Following these revelations, LEAs were instructed to take decisive action against the smugglers and arrest those involved. As a result, the smuggling network reportedly went underground by Wednesday.
The Federal Investigation Agency (FIA) has also carried out a number of raids based on intelligence gathered, which has led to a drop in the market dollar rate. As a result, the rupee strengthened, rising to 288 per dollar in the open market from 288.6 previously, and improving to 284.8 from 285 in the interbank market.
Bostan has predicted that if the crackdown continues, the rupee could further appreciate, possibly reaching 270 or even 250 per dollar.
Despite the recent improvements, the local currency had been under considerable pressure over the past month, even as Pakistan reported a current account surplus, an increase in foreign exchange reserves, and strong remittances.
Bostan noted that the State Bank of Pakistan (SBP) had increased reserves by purchasing $9 billion from the interbank market over the last nine months. However, the central bank has now ceased these purchases, signaling that the dollar rate may not rise further and could potentially decrease.

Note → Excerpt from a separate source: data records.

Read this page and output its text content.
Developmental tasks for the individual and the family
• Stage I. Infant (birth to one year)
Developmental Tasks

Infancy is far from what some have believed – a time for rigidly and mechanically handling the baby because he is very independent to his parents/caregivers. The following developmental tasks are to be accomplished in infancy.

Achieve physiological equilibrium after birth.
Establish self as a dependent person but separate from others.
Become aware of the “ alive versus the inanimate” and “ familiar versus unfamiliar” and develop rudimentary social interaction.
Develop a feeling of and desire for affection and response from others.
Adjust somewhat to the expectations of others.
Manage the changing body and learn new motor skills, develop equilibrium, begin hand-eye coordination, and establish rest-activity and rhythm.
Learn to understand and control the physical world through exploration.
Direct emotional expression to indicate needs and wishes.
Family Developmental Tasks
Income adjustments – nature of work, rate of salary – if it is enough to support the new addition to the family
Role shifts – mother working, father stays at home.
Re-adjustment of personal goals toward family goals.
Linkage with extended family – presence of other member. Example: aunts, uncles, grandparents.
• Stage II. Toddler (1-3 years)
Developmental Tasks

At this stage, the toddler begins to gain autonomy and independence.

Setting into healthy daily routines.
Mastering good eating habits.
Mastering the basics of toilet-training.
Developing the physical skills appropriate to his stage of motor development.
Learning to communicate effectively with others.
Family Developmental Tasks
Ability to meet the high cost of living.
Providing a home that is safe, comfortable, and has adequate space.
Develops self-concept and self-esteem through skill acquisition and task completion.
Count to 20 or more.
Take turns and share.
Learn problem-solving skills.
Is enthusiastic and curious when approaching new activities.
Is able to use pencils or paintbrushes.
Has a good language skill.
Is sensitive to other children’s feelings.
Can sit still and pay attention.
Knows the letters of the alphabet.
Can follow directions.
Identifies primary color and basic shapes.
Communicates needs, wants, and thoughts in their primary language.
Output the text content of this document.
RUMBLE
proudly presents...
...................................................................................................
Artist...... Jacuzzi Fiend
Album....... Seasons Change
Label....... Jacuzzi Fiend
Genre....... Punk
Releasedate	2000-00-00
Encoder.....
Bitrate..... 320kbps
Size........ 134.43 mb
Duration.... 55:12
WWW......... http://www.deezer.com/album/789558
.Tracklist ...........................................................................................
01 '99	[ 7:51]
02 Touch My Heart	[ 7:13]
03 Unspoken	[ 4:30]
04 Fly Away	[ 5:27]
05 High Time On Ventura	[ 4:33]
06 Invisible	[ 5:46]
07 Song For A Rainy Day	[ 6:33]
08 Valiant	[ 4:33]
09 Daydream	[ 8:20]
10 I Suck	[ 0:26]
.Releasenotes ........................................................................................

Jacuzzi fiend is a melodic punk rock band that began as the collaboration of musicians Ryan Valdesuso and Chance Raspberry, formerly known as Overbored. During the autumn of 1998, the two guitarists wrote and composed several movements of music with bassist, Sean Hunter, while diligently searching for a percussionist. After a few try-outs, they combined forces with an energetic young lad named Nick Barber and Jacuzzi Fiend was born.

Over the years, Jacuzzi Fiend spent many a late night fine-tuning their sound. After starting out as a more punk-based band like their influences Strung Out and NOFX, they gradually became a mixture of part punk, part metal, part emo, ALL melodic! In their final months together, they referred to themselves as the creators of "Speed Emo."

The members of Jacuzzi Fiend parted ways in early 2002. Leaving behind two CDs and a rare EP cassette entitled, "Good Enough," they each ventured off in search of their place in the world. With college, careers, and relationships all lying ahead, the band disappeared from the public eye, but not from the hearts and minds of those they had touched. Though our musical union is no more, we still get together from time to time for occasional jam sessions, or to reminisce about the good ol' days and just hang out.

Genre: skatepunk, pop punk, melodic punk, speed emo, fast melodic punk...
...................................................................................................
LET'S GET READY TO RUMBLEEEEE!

Bostan also highlighted new tax regulations by the Federal Board of Revenue (FBR), which impose a tax on cash purchases exceeding Rs200,000. This, he noted, has driven many non-filers to purchase and hoard foreign currencies from the black market to avoid detection.
He urged the government to consider tax exemptions for foreign currency purchases up to $2,000, a policy currently allowed by the SBP. This, he argued, could reduce demand for dollars and help bring down the exchange rate.